Dzisiaj w pracy było
trochę gorzej niż ostatnio. Dziwię się moim rodakom, którzy sami sobie
dokuczają i gonią się nawzajem do pracy.
Mówię do znajomego: Nie
bierz po dwa pojemniki (czegoś tam), to my czekamy na odbiór, a nie oni na nas.
Nie pomogło. Musieliśmy
zrobić jak najszybciej to, co było do zrobienia, a później znajomy pobiegł
pytać, co robić dalej.
W pewnym momencie zaproponowano
mi, abym porządkował pewne rzeczy odwrotnie niż nakazuje logika, czyli „pod górę”.
Tłumaczę, że tak, jak ja to robię, jest łatwiej i szybciej. Powiedziałem to
dość dobitnie i robiłem swoje. Nie wiem czy dotarło?
Mam wrażenie, że szef
nie wymaga od nas tyle, co my sami od siebie. Mało, chcemy zmusić siebie
nawzajem do robienia głupich posunięć!
*
Poznałem Bossa. Facet
ma 62 lata, a wygląda na 50. Pochodzi ze Sri Lanki. Dogaduję się z nim łamaną
angielszczyzną.
Po polsku potrafi kląć
równie dobrze jak moi rodacy. Nie wiem tylko czy rozumie to, co mówi. Czuję, że
gdyby rozumiał sens tych słów, unikałby takiego słownictwa. Facet pracuje
spokojnie, nie generuje żadnej nerwowości. Step by step! Fajnie byłoby pracować
z takimi ludźmi.
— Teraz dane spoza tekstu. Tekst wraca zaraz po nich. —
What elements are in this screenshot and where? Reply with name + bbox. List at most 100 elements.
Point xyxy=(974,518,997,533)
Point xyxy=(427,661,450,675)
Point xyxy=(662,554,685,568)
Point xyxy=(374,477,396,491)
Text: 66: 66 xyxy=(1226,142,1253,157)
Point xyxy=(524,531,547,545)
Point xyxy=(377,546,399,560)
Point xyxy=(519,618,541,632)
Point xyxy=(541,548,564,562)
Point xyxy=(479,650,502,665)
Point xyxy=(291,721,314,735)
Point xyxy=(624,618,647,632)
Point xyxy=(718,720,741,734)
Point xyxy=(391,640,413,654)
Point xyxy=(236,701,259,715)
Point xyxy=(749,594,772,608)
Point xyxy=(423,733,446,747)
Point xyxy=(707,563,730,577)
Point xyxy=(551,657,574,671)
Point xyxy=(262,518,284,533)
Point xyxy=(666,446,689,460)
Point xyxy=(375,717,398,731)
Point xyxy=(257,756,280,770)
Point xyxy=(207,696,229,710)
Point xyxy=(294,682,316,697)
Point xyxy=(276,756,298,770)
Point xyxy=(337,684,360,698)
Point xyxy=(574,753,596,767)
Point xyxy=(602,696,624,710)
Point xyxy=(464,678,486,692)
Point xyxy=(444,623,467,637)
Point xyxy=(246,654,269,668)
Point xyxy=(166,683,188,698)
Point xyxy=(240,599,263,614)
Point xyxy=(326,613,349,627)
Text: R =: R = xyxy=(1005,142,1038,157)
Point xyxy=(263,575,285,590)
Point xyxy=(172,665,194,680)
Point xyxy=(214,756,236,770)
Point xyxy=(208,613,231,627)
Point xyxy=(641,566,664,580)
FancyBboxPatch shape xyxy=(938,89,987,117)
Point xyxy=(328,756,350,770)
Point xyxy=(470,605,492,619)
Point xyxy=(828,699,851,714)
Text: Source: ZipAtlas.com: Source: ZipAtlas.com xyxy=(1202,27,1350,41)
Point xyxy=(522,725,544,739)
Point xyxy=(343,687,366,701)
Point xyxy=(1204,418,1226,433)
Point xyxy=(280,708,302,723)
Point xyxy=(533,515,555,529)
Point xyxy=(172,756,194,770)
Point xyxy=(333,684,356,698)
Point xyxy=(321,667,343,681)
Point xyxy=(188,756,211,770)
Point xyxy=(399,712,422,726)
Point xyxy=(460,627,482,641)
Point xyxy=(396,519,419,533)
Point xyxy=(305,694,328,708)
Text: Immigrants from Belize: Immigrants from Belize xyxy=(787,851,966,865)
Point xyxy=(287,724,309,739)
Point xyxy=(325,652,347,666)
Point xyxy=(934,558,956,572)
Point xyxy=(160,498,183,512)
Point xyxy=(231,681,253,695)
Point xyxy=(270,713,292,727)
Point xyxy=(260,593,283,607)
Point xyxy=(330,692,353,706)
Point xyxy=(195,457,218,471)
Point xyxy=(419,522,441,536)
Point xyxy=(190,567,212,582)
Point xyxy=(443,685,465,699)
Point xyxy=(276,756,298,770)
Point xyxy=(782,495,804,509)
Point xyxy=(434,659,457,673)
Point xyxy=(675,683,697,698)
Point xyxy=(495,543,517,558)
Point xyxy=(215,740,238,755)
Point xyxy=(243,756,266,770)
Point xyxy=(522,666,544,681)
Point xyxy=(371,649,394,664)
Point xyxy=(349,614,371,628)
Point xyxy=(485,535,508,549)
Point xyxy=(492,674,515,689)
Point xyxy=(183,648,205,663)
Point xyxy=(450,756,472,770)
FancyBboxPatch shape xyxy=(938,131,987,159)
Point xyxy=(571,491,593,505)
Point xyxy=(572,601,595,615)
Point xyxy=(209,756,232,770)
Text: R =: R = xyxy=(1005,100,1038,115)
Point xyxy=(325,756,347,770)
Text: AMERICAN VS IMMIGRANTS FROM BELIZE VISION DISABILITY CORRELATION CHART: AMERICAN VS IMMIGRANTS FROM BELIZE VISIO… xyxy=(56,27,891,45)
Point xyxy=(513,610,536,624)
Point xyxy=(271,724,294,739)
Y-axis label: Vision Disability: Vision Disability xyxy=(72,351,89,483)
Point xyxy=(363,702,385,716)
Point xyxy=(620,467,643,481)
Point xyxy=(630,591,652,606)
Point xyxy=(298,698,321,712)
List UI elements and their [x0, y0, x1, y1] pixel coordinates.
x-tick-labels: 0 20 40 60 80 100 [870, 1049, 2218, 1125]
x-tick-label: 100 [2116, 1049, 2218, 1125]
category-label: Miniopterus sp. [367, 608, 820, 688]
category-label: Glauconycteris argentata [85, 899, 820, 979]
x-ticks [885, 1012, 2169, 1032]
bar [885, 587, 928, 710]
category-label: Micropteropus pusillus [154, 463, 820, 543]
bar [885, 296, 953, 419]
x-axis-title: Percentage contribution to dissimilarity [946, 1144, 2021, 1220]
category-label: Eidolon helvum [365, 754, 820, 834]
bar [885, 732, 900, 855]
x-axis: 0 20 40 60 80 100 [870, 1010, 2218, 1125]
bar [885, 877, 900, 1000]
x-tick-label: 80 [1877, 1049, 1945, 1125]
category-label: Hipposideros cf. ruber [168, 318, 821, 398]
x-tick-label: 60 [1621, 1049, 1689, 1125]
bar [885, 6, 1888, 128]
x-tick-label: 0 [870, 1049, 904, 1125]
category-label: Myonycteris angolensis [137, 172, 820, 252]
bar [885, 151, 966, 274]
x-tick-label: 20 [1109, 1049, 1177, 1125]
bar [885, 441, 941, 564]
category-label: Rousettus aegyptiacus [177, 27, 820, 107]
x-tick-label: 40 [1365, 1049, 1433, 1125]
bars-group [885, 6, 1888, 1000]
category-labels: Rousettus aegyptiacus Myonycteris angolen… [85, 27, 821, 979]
Więcej byśmy zrobili, niż robimy, kiedy słychać polski głos
dezaprobaty i ciągłe poganianie siebie nawzajem.
*
Podczas przerwy znów słyszę
od znajomego, że długo nie pociągnę na „suchym”.
Odpowiadam, że chińskie
zupki nie są zdrowsze od suchego jedzenia.
Ale to ciepłe jedzenie,
pada w odpowiedzi.
Tu nie ma tłumaczenia.
Tu każdy jest
najmądrzejszy.
Może w związku z moją
uwagą co do chińskich zupek pracowałem dzisiaj tylko do przerwy, czyli do 1230.
Po przerwie do pracy poszedł tylko Karol uważający się za naszego przełożonego.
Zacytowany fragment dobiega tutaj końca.